Question

pH of a strong diprotic acid $\left( {{{\text{H}}_{\text{2}}}{\text{A}}} \right)$ at
concentrations:
(i) ${10^{ - 4}}{\text{ M}}$
(ii) ${10^{ - 4}}{\text{ N}}$
are respectively:
(A) ${\text{3}}{\text{.7}}$ and ${\text{4}}{\text{.0}}$
(B) ${\text{4}}$ and ${\text{3}}{\text{.7}}$
(C) ${\text{4}}$ and ${\text{4}}$
(D) ${\text{3}}{\text{.7}}$ and ${\text{3}}{\text{.7}}$

Answer 1

Hint: We know that pH measures the acidity of an acid or it measures how easily an acid gives away a proton. In the normality, the number of moles of the protons provided in the reaction are considered for calculating the pH.

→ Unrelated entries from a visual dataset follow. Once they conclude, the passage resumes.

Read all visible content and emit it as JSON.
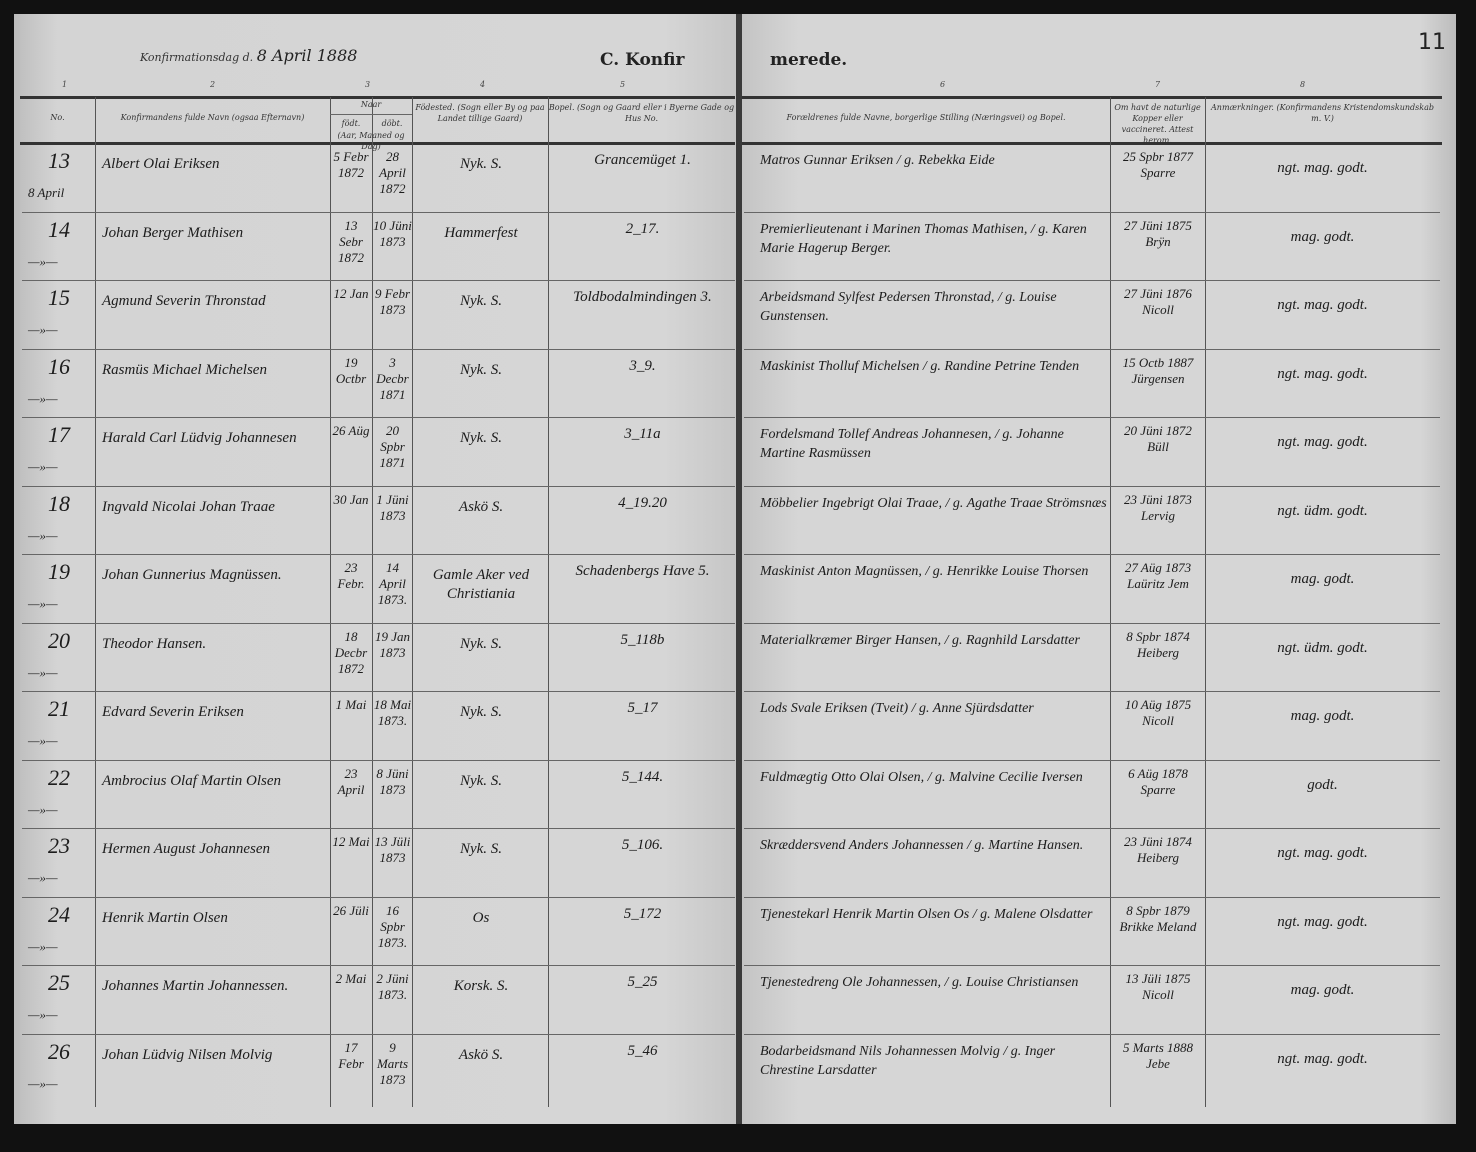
{
  "header": {
    "confirmation_label": "Konfirmationsdag d.",
    "confirmation_date": "8 April 1888",
    "title_left": "C. Konfir",
    "title_right": "merede.",
    "page_number": "11",
    "column_numbers": [
      "1",
      "2",
      "3",
      "4",
      "5",
      "6",
      "7",
      "8"
    ],
    "columns": {
      "no": "No.",
      "name": "Konfirmandens fulde Navn (ogsaa Efternavn)",
      "naar": "Naar",
      "fodt": "födt.",
      "dobt": "döbt.",
      "naar_sub": "(Aar, Maaned og Dag)",
      "fodested": "Födested. (Sogn eller By og paa Landet tillige Gaard)",
      "bopel": "Bopel. (Sogn og Gaard eller i Byerne Gade og Hus No.",
      "parents": "Forældrenes fulde Navne, borgerlige Stilling (Næringsvei) og Bopel.",
      "kopper": "Om havt de naturlige Kopper eller vaccineret. Attest herom.",
      "anm": "Anmærkninger. (Konfirmandens Kristendomskundskab m. V.)"
    }
  },
  "rows": [
    {
      "no": "13",
      "date": "8 April",
      "name": "Albert Olai Eriksen",
      "born": "5 Febr 1872",
      "baptized": "28 April 1872",
      "birthplace": "Nyk. S.",
      "residence": "Grancemüget 1.",
      "parents": "Matros Gunnar Eriksen / g. Rebekka Eide",
      "vacc": "25 Spbr 1877 Sparre",
      "remarks": "ngt. mag. godt."
    },
    {
      "no": "14",
      "date": "—»—",
      "name": "Johan Berger Mathisen",
      "born": "13 Sebr 1872",
      "baptized": "10 Jüni 1873",
      "birthplace": "Hammerfest",
      "residence": "2_17.",
      "parents": "Premierlieutenant i Marinen Thomas Mathisen, / g. Karen Marie Hagerup Berger.",
      "vacc": "27 Jüni 1875 Brÿn",
      "remarks": "mag. godt."
    },
    {
      "no": "15",
      "date": "—»—",
      "name": "Agmund Severin Thronstad",
      "born": "12 Jan",
      "baptized": "9 Febr 1873",
      "birthplace": "Nyk. S.",
      "residence": "Toldbodalmindingen 3.",
      "parents": "Arbeidsmand Sylfest Pedersen Thronstad, / g. Louise Gunstensen.",
      "vacc": "27 Jüni 1876 Nicoll",
      "remarks": "ngt. mag. godt."
    },
    {
      "no": "16",
      "date": "—»—",
      "name": "Rasmüs Michael Michelsen",
      "born": "19 Octbr",
      "baptized": "3 Decbr 1871",
      "birthplace": "Nyk. S.",
      "residence": "3_9.",
      "parents": "Maskinist Tholluf Michelsen / g. Randine Petrine Tenden",
      "vacc": "15 Octb 1887 Jürgensen",
      "remarks": "ngt. mag. godt."
    },
    {
      "no": "17",
      "date": "—»—",
      "name": "Harald Carl Lüdvig Johannesen",
      "born": "26 Aüg",
      "baptized": "20 Spbr 1871",
      "birthplace": "Nyk. S.",
      "residence": "3_11a",
      "parents": "Fordelsmand Tollef Andreas Johannesen, / g. Johanne Martine Rasmüssen",
      "vacc": "20 Jüni 1872 Büll",
      "remarks": "ngt. mag. godt."
    },
    {
      "no": "18",
      "date": "—»—",
      "name": "Ingvald Nicolai Johan Traae",
      "born": "30 Jan",
      "baptized": "1 Jüni 1873",
      "birthplace": "Askö S.",
      "residence": "4_19.20",
      "parents": "Möbbelier Ingebrigt Olai Traae, / g. Agathe Traae Strömsnæs",
      "vacc": "23 Jüni 1873 Lervig",
      "remarks": "ngt. üdm. godt."
    },
    {
      "no": "19",
      "date": "—»—",
      "name": "Johan Gunnerius Magnüssen.",
      "born": "23 Febr.",
      "baptized": "14 April 1873.",
      "birthplace": "Gamle Aker ved Christiania",
      "residence": "Schadenbergs Have 5.",
      "parents": "Maskinist Anton Magnüssen, / g. Henrikke Louise Thorsen",
      "vacc": "27 Aüg 1873 Laüritz Jem",
      "remarks": "mag. godt."
    },
    {
      "no": "20",
      "date": "—»—",
      "name": "Theodor Hansen.",
      "born": "18 Decbr 1872",
      "baptized": "19 Jan 1873",
      "birthplace": "Nyk. S.",
      "residence": "5_118b",
      "parents": "Materialkræmer Birger Hansen, / g. Ragnhild Larsdatter",
      "vacc": "8 Spbr 1874 Heiberg",
      "remarks": "ngt. üdm. godt."
    },
    {
      "no": "21",
      "date": "—»—",
      "name": "Edvard Severin Eriksen",
      "born": "1 Mai",
      "baptized": "18 Mai 1873.",
      "birthplace": "Nyk. S.",
      "residence": "5_17",
      "parents": "Lods Svale Eriksen (Tveit) / g. Anne Sjürdsdatter",
      "vacc": "10 Aüg 1875 Nicoll",
      "remarks": "mag. godt."
    },
    {
      "no": "22",
      "date": "—»—",
      "name": "Ambrocius Olaf Martin Olsen",
      "born": "23 April",
      "baptized": "8 Jüni 1873",
      "birthplace": "Nyk. S.",
      "residence": "5_144.",
      "parents": "Fuldmægtig Otto Olai Olsen, / g. Malvine Cecilie Iversen",
      "vacc": "6 Aüg 1878 Sparre",
      "remarks": "godt."
    },
    {
      "no": "23",
      "date": "—»—",
      "name": "Hermen August Johannesen",
      "born": "12 Mai",
      "baptized": "13 Jüli 1873",
      "birthplace": "Nyk. S.",
      "residence": "5_106.",
      "parents": "Skræddersvend Anders Johannessen / g. Martine Hansen.",
      "vacc": "23 Jüni 1874 Heiberg",
      "remarks": "ngt. mag. godt."
    },
    {
      "no": "24",
      "date": "—»—",
      "name": "Henrik Martin Olsen",
      "born": "26 Jüli",
      "baptized": "16 Spbr 1873.",
      "birthplace": "Os",
      "residence": "5_172",
      "parents": "Tjenestekarl Henrik Martin Olsen Os / g. Malene Olsdatter",
      "vacc": "8 Spbr 1879 Brikke Meland",
      "remarks": "ngt. mag. godt."
    },
    {
      "no": "25",
      "date": "—»—",
      "name": "Johannes Martin Johannessen.",
      "born": "2 Mai",
      "baptized": "2 Jüni 1873.",
      "birthplace": "Korsk. S.",
      "residence": "5_25",
      "parents": "Tjenestedreng Ole Johannessen, / g. Louise Christiansen",
      "vacc": "13 Jüli 1875 Nicoll",
      "remarks": "mag. godt."
    },
    {
      "no": "26",
      "date": "—»—",
      "name": "Johan Lüdvig Nilsen Molvig",
      "born": "17 Febr",
      "baptized": "9 Marts 1873",
      "birthplace": "Askö S.",
      "residence": "5_46",
      "parents": "Bodarbeidsmand Nils Johannessen Molvig / g. Inger Chrestine Larsdatter",
      "vacc": "5 Marts 1888 Jebe",
      "remarks": "ngt. mag. godt."
    }
  ]
}
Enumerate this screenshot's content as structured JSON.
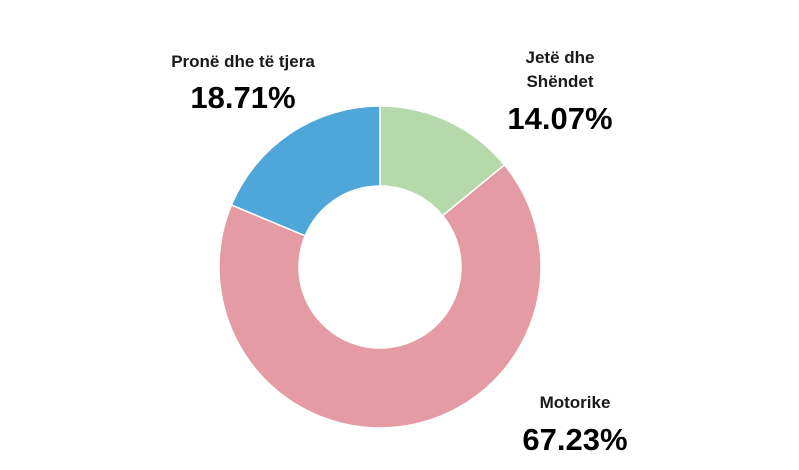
{
  "chart_data": {
    "type": "pie",
    "variant": "donut",
    "legend": "none",
    "start_angle_deg": 0,
    "direction": "clockwise",
    "slices": [
      {
        "label": "Jetë dhe Shëndet",
        "label_lines": [
          "Jetë dhe",
          "Shëndet"
        ],
        "value": 14.07,
        "display": "14.07%",
        "color": "#b5d9ab"
      },
      {
        "label": "Motorike",
        "label_lines": [
          "Motorike"
        ],
        "value": 67.23,
        "display": "67.23%",
        "color": "#e59ba4"
      },
      {
        "label": "Pronë dhe të tjera",
        "label_lines": [
          "Pronë dhe të tjera"
        ],
        "value": 18.71,
        "display": "18.71%",
        "color": "#4ea6d9"
      }
    ]
  }
}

Complete step by step solution:
We are given a diprotic acid. Diprotic acid means there are two ionisable hydrogen atoms and the acid donates two protons when dissolved in water. It is also known as diprotic acid.
We know that pH is the negative logarithm of the hydrogen ion concentration. Thus,
${\text{pH}} = - \log [{{\text{H}}^ + }]$
The concentration of diprotic acid $\left( {{{\text{H}}_{\text{2}}}{\text{A}}} \right)$ is ${10^{ - 4}}{\text{ M}}$:
The given diprotic acid $\left( {{{\text{H}}_{\text{2}}}{\text{A}}} \right)$ on dissociation produces two moles of hydrogen ion. Thus, the concentration of hydrogen ions is $2 \times {10^{ - 4}}{\text{ M}}$.
Thus, the pH of ${10^{ - 4}}{\text{ M}}$ diprotic acid is,
${\text{pH}} = - \log [2 \times {10^{ - 4}}]$
${\Rightarrow \text{pH}} = 3.7$
Thus, pH of a strong diprotic acid $\left( {{{\text{H}}_{\text{2}}}{\text{A}}} \right)$ at concentration ${10^{ - 4}}{\text{ M}}$ is ${\text{3}}{\text{.7}}$.
The concentration of diprotic acid $\left( {{{\text{H}}_{\text{2}}}{\text{A}}} \right)$ is ${10^{ - 4}}{\text{ N}}$:
The relation between normality and molarity is as follows:
\[{\text{Normality}} = n \times {\text{Molarity}}\]
Where \[n\] is the number of moles of hydrogen ions formed.
Thus,
\[{\text{Molarity}} = \dfrac{{{\text{Normality}}}}{n}\]
\[\Rightarrow {\text{Molarity}} = \dfrac{{{\text{1}}{{\text{0}}^{ - 4}}{\text{ N}}}}{2}\]
\[\Rightarrow {\text{Molarity}} = 5 \times {10^{ - 5}}{\text{ M}}\]
The given diprotic acid $\left( {{{\text{H}}_{\text{2}}}{\text{A}}} \right)$ on dissociation produces two moles of hydrogen ion. Thus, the concentration of hydrogen ions is \[5 \times {10^{ - 5}}{\text{ M}}\].
Thus, the pH of \[5 \times {10^{ - 5}}{\text{ M}}\] diprotic acid is,
${\text{pH}} = - \log [5 \times {10^{ - 5}}]$
$\Rightarrow {\text{pH}} = 4$
Thus, pH of a strong diprotic acid $\left( {{{\text{H}}_{\text{2}}}{\text{A}}} \right)$ at concentration ${10^{ - 4}}{\text{ N}}$ is ${\text{4}}{\text{.0}}$.

Thus, the pH of a strong diprotic acid $\left( {{{\text{H}}_{\text{2}}}{\text{A}}} \right)$ at concentrations ${10^{ - 4}}{\text{ M}}$ and ${10^{ - 4}}{\text{ N}}$ is ${\text{3}}{\text{.7}}$ and ${\text{4}}{\text{.0}}$ respectively.

Thus the correct option is (A).

Note: The diprotic acid loses its first proton more easily than it loses its second proton. With each ionization step, the removal of protons becomes difficult. This is because the negative charge increases.